Form a 64 by 64 image of a perfect cone (C) of the proper size. Take the Fourier transform of the cone image. Keep the magnitude of the transformed cone (call it TC) and discard the phase.

Take Fourier Transform of S. Keep the magnitude of the transformed scene (call it TS) and discard the phase.

Multiple TC by TS, pixel by pixel. Call the resulting 64 by 64 image the Convolution. The code is in Numerical Recipes in C, 2^{nd} ed., p. 543 convlv(), or you can use OpenCV. Sum the columns of the convolution. Sum the rows of the convolution. Find the peak in the column sums and row sums. The (x, y) coordinates of the peaks give the position of the cone. Translate this position back to the 640 by 480 image.

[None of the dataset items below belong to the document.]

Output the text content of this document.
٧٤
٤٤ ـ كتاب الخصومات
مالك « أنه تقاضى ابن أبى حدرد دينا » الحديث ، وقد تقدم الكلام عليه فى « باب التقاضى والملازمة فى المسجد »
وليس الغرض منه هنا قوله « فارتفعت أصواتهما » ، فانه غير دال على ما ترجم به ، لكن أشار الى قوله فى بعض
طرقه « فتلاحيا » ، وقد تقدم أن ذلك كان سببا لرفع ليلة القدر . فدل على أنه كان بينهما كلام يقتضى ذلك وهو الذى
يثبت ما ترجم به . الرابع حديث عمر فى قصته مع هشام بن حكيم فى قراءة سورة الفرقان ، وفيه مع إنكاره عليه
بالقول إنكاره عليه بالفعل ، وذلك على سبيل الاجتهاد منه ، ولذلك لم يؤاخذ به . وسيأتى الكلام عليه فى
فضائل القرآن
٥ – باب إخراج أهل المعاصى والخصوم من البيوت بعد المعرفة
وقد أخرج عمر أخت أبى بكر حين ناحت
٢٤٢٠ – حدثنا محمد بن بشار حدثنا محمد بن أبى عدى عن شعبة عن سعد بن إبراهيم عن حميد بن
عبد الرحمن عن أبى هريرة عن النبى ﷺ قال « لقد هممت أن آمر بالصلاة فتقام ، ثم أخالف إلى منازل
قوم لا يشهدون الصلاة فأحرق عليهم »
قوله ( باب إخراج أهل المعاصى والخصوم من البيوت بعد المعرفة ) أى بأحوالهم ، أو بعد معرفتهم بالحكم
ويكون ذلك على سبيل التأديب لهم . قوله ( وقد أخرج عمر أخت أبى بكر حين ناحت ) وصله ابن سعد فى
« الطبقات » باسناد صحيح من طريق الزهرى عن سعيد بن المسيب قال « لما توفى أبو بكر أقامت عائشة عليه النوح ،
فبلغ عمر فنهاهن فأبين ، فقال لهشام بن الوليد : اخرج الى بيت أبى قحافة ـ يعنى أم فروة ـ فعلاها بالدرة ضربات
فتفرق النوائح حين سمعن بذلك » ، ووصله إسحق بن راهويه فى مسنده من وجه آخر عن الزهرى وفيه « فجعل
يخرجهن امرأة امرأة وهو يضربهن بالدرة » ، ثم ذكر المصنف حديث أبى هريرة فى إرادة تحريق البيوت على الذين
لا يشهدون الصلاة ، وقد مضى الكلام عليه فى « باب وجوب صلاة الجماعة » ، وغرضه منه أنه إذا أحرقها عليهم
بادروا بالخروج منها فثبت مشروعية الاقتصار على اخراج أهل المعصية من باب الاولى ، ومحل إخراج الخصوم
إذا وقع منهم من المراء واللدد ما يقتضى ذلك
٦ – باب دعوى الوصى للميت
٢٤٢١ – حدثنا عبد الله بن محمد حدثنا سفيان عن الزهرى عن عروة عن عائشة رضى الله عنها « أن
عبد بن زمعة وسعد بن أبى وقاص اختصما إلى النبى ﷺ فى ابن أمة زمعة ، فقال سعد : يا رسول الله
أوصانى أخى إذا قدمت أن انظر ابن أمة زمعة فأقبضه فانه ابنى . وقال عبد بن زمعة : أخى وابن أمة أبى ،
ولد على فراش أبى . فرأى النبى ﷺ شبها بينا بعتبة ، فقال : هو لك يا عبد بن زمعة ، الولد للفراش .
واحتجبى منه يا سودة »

Distort S into a log-polar image, SL, centered at the cone position, with blank areas filled with 0. Take the Fourier transform of SL. Keep the magnitude (call it TL) and discard the phase. Multiple TL by TP, pixel by pixel to obtain the convolution, using convlv(). Sum the columns of the convolution. Sum the rows of the convolution. Find the peak in the row sums. This gives the scale of the cone. Exponentiate the scale to get the height of the cone in pixels.

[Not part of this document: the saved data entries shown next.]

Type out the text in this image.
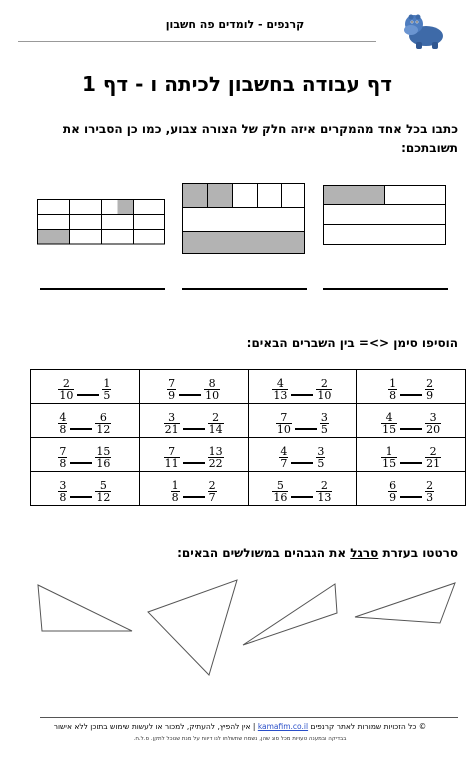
קרנפים - לומדים פה חשבון
דף עבודה בחשבון לכיתה ו - דף 1
כתבו בכל אחד מהמקרים איזה חלק של הצורה צבוע, כמו כן הסבירו את תשובתכם:
הוסיפו סימן <>= בין השברים הבאים:
$\frac{2}{10} \frac{1}{5}$	$\frac{7}{9} \frac{8}{10}$	$\frac{4}{13} \frac{2}{10}$	$\frac{1}{8} \frac{2}{9}$

$\frac{4}{8} \frac{6}{12}$	$\frac{3}{21} \frac{2}{14}$	$\frac{7}{10} \frac{3}{5}$	$\frac{4}{15} \frac{3}{20}$

$\frac{7}{8} \frac{15}{16}$	$\frac{7}{11} \frac{13}{22}$	$\frac{4}{7} \frac{3}{5}$	$\frac{1}{15} \frac{2}{21}$

$\frac{3}{8} \frac{5}{12}$	$\frac{1}{8} \frac{2}{7}$	$\frac{5}{16} \frac{2}{13}$	$\frac{6}{9} \frac{2}{3}$
סרטטו בעזרת סרגל את הגבהים במשולשים הבאים:
© כל הזכויות שמורות לאתר קרנפים kamafim.co.il | אין להפיץ, להעתיק, למכור או לעשות שימוש בתוכן ללא אישור
בבדיקה ובמענה טעויות מכל סוג שהן, נשמח שתשלחו לנו דיווח על מנת שנוכל לתקן. ס.ל.ח.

In the original image, find a rectangle of the proper size around the cone. Construct a trapezoid of the expected cone boundaries. Find the average value of all pixels inside the cone boundaries; find the average value of all pixels in the rectangle, but outside the cone boundaries. Their difference is a measure of whether there is any cone present.

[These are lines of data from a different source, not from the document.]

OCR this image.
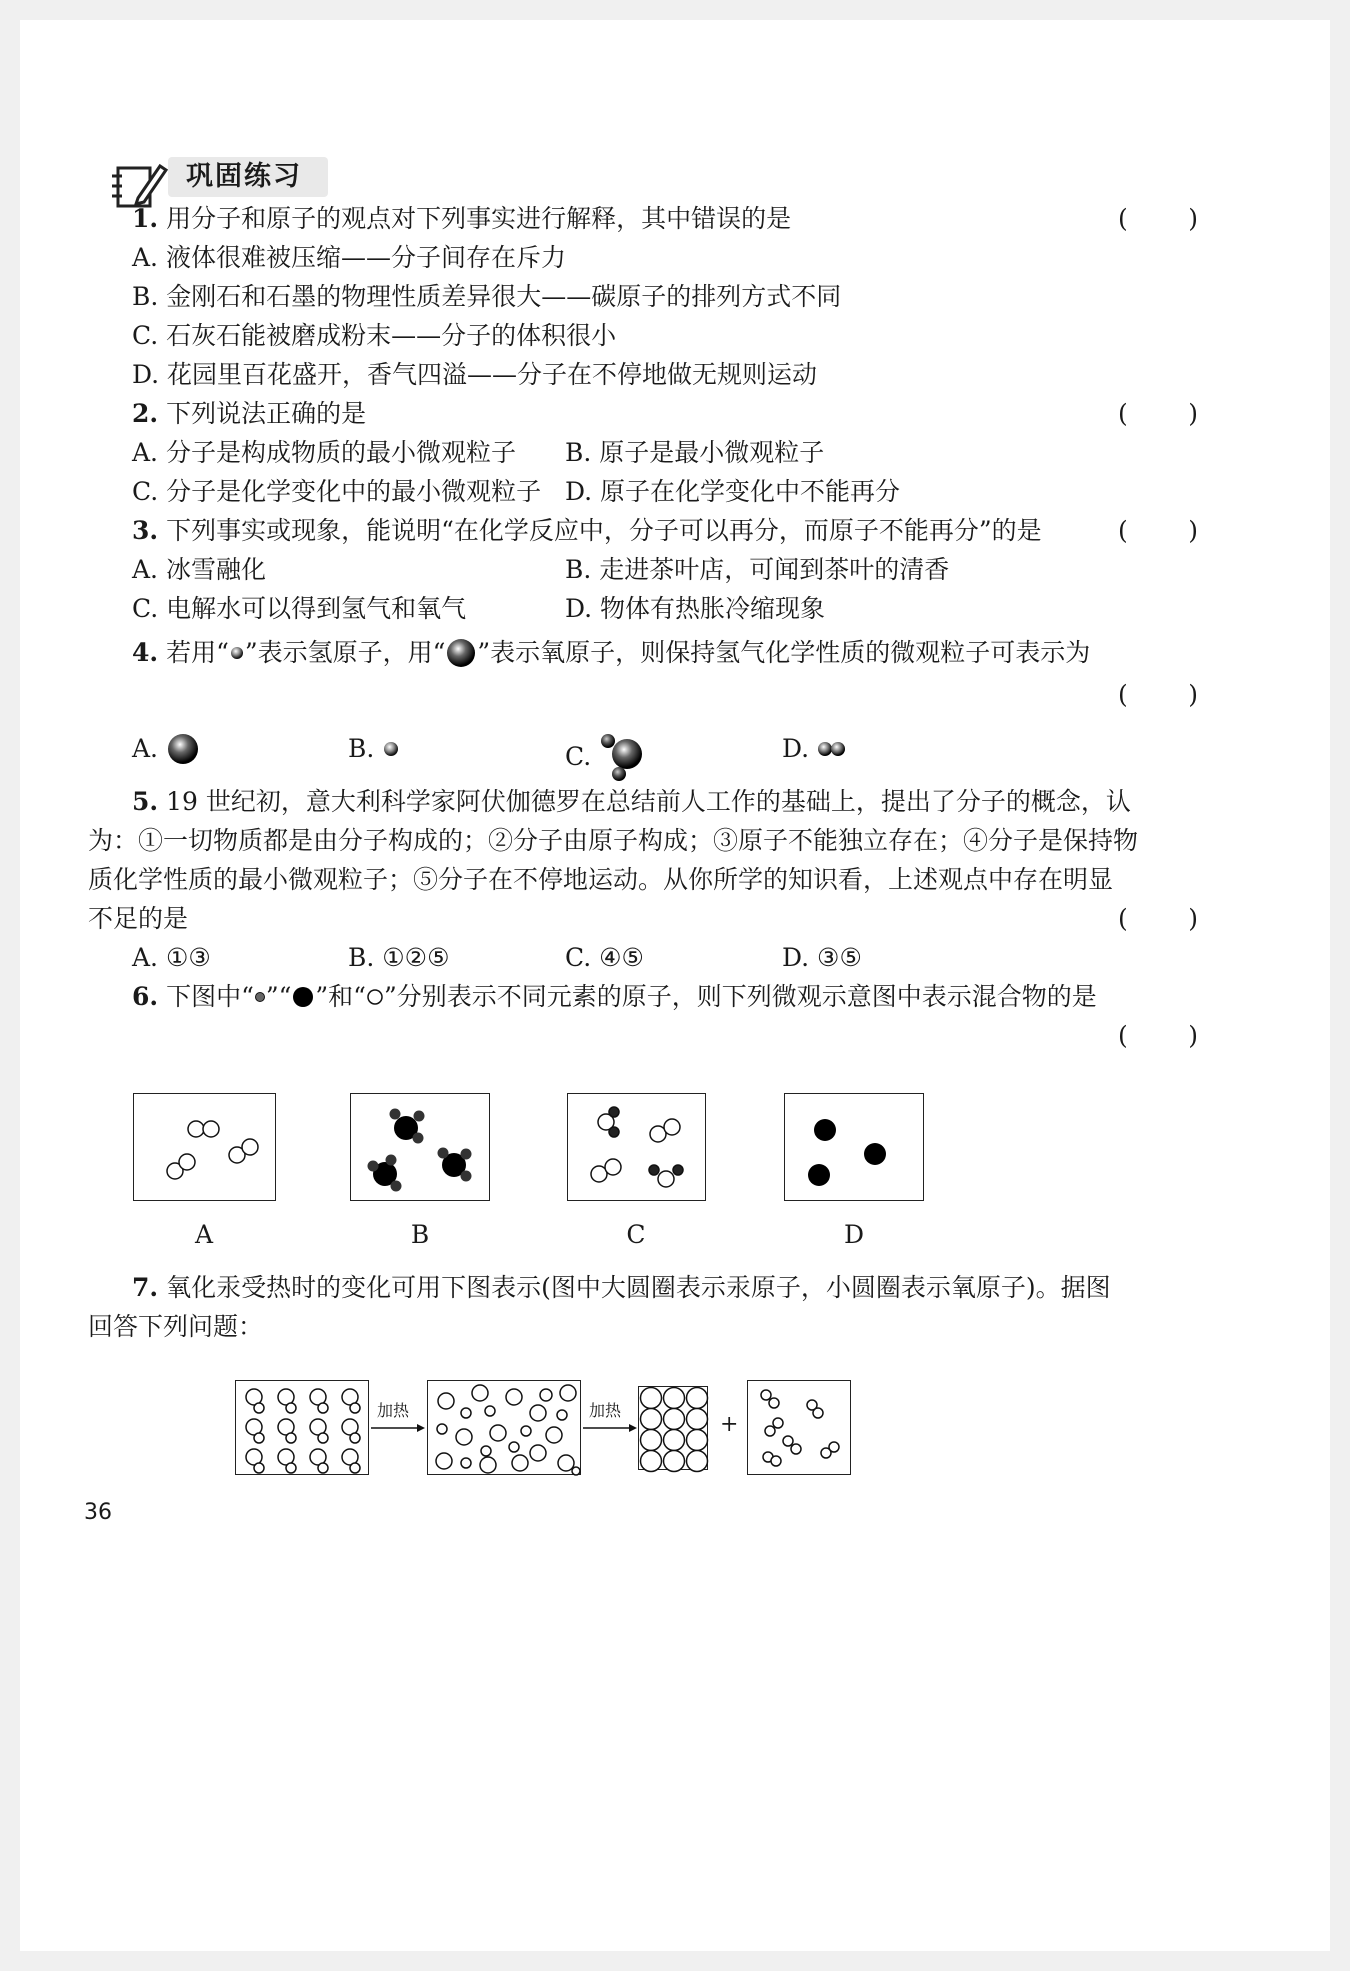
巩固练习
1. 用分子和原子的观点对下列事实进行解释，其中错误的是	( )
A. 液体很难被压缩——分子间存在斥力
B. 金刚石和石墨的物理性质差异很大——碳原子的排列方式不同
C. 石灰石能被磨成粉末——分子的体积很小
D. 花园里百花盛开，香气四溢——分子在不停地做无规则运动
2. 下列说法正确的是	( )
A. 分子是构成物质的最小微观粒子 B. 原子是最小微观粒子
C. 分子是化学变化中的最小微观粒子 D. 原子在化学变化中不能再分
3. 下列事实或现象，能说明“在化学反应中，分子可以再分，而原子不能再分”的是	( )
A. 冰雪融化	B. 走进茶叶店，可闻到茶叶的清香
C. 电解水可以得到氢气和氧气	D. 物体有热胀冷缩现象
4.
若用“ ”表示氢原子，用“ ”表示氧原子，则保持氢气化学性质的微观粒子可表示为
( )
A.
	B.
	C.
	D.

5. 19 世纪初，意大利科学家阿伏伽德罗在总结前人工作的基础上，提出了分子的概念，认
为：①一切物质都是由分子构成的；②分子由原子构成；③原子不能独立存在；④分子是保持物
质化学性质的最小微观粒子；⑤分子在不停地运动。从你所学的知识看，上述观点中存在明显
不足的是	( )
A. ①③	B. ①②⑤	C. ④⑤	D. ③⑤
6.
下图中“ ”“ ”和“ ”分别表示不同元素的原子，则下列微观示意图中表示混合物的是
( )
A	B	C	D
7. 氧化汞受热时的变化可用下图表示(图中大圆圈表示汞原子，小圆圈表示氧原子)。据图
回答下列问题：
加热	加热
+
36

Convert the four numbers: (vertical position)/640, (horizontal position)/480, cone height in pixels, probability of cone to four signals in 0 to 255 range and send out on analog lines.

**Update of cone position**

If probability of cone detection is high, update cone estimated position, using Kalman filter.

d = L * f / (hP * cone_pixel_height)

Y2c = (column – WIDTH/2) * d * wP / f

Z2c = -(row – HEIGHT/2) * d * hP / f

X2c = sqrt(d^{2} – Y2c^{2} – Z2c^{2})

Apply the rotation transform to (X2c, Y2c, Z2c) to find the updated world cone coordinates.